São geralmente reconhecidas as vantagens que resultam do estabelecimento de Associações Commerciaes, tanto para o bem do Estado, como para o interesse dos individuos que compoem a classe mercantil.

Quando se manifestam tendencias tão pronunciadas para a organisação de Sociedades, em que os esforços collectivos dos associados preenchem fins de utilidade geral e especial, que não podem attingir as forças de cada um d'elles isoladamente empregadas: − quando se observam os frequentes serviços que prestam taes Sociedades e nomeadamente as Associações Commerciaes nas praças do Continente do Reino e ilhas adjacentes, aonde se acham instauradas: − não deixarão por certo os Commerciantes desta Cidade de considerar as conveniencias de uma instituição de tal ordem, agora mais que nunca reclamada em Aveiro pelo desenvolvimento do Commércio. / 100 /

Demais: − não é só para promover o que convier a favor deste importante ramo de riqueza nacional; − não é mesmo unicamente para velar pelos direitos dos associados, e representar aos Poderes Publicos tudo o que fôr conducente ao desejado augmento e livre transmutação dos produtos do paiz, que se torna necessario estabelecer aqui uma Associação Commercial.

É tambem, para que os membros desta classe respeitavel possam entrar sem perda de tempo na posse e fruicção das attribuições que lhe confere a novissima legislação especial para este Districto, nomeando d'entre si, logo que estejam constituidos em associação, um dos vogaes que tem de formar a junta encarregada, de superintender nas interessantes obras do melhoramento da barra desta Cidade.

Assim, pois, entendendo que haveria inconvenientes em addiar a organisação de que se tracta e persuadido de que todos os Commerciantes d'Aveiro estão bem compenetrados das rasões que aconselham a prompta fundação de um similhante estabelecimento; não hesito em convidal-os para se reunirem n'este Governo Civil no dia 29 do corrente a fim de se confeccionarem os estatutos pelos quaes se hade reger a Associação Commercial, confirmados que sejam com a competente approvação do Governo de Sua Magestade.

Bem certo estou de que os mesmos Negociantes acceitarão de boamente este meu convite, attendendo ao pensamento do bem publico que o dictou, e aos sinceros desejos da auctoridade a favor da classe a quem é dirigido.

Aveiro 18 de Setembro de 1858

NICOLAU ANASTACIO DE BETTENCOURT


Foi bem sucedido o Governador civil na sua iniciativa.

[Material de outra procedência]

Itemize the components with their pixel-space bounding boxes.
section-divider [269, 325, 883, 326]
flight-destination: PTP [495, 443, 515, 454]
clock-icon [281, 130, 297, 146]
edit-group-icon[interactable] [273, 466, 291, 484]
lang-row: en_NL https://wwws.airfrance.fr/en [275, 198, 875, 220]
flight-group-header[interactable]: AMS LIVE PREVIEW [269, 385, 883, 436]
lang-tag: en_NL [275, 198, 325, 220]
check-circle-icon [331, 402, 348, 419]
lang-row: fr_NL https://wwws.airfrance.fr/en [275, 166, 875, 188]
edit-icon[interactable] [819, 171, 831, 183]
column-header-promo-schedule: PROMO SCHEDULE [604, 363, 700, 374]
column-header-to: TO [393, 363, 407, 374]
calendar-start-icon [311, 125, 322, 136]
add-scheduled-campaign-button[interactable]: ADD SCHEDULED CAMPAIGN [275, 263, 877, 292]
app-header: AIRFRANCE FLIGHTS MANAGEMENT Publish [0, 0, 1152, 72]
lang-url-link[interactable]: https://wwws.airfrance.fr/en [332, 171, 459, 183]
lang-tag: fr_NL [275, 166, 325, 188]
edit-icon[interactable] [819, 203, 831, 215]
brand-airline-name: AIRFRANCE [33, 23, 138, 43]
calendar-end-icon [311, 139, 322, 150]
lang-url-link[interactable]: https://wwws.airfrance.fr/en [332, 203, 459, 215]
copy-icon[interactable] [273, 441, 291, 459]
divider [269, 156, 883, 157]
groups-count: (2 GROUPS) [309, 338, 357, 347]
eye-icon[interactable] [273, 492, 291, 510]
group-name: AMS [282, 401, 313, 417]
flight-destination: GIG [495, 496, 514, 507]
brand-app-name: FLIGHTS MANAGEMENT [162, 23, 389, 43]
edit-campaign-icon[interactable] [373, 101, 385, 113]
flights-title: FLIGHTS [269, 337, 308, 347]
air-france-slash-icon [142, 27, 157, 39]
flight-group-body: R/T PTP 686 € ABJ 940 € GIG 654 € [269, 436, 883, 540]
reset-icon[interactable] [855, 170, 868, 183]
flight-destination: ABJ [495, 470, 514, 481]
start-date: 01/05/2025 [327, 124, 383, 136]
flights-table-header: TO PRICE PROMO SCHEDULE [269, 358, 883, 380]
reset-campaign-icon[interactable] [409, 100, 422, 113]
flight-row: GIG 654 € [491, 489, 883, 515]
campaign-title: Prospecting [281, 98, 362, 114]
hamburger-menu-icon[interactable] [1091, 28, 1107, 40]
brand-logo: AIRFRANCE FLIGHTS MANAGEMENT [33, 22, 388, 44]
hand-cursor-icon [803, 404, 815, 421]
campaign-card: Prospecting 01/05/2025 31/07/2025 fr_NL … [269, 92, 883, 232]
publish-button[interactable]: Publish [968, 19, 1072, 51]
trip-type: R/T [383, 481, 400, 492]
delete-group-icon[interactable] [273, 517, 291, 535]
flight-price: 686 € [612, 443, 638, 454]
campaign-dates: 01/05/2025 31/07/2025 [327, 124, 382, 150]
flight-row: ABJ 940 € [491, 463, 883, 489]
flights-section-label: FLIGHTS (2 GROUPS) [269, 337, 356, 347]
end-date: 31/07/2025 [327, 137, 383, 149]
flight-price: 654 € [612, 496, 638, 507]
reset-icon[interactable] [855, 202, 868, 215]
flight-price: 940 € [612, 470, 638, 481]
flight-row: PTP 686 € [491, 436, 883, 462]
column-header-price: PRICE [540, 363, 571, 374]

De facto foi elaborado o projecto dos estatutos da pretendida associação, e por alvará de 25 de Novembro de 1858 foram aprovados, tendo ficado assim criada a «Associação Commercial de Aveiro».

Esta satisfez plenamente os fins para que havia sido fundada.

Mais tarde, a indústria começou a desenvolver-se também na cidade de Aveiro, e reconheceu-se a conveniência de associar os industriais, com os comerciantes. Por isso, fizeram-se novos estatutos, aprovados pela Assembleia Geral de 29 de Dezembro de 1904 e aprovados por alvará de 4 de Fevereiro de 1905, em virtude dos quais a antiga associação passou a denominar-se Associação Comercial e Industrial de Aveiro. / 101 /

O artigo terceiro dos novos estatutos definia assim os fins da associação:

«1.º Discutir, dentro dos limites das leis, todas as questões de interesse comercial e industrial, e particularmente aquelas que digam respeito às classes que compõem esta Associação;

2.º Representar aos poderes constituídos sobre todos os assuntos que interessem às mesmas classes;

3.º Iniciar, desenvolver e elucidar quaisquer assuntos ou melhoramentos comerciais e industriais que interessem directa ou indirectamente às classes de que se compõe esta Associação;

4.º Procurar colocação para os filhos que os sócios deixarem na orfandade, sem meios de subsistência, encaminhá-los na vida comercial ou outra qualquer, auxiliando-os segundo o seu comportamento e aptidão;

5.º Subsidiar dentro das forças do cofre, quando a Assembleia Geral o determinar, quaisquer estabelecimentos de instrução, onde principalmente sejam leccionadas as disciplinas que constituem a educação indispensável a um bom empregado do Comércio;

6.º Subsidiar nas mesmas condições quaisquer serviços públicos ou particulares que facilitem o movimento do comércio desta praça, nomeadamente a permanência dum rebocador para auxilio da navegação da barra de Aveiro;

7.º Finalmente, promover o desenvolvimento do comércio e indústria desta cidade e distrito por todos os meios legais.»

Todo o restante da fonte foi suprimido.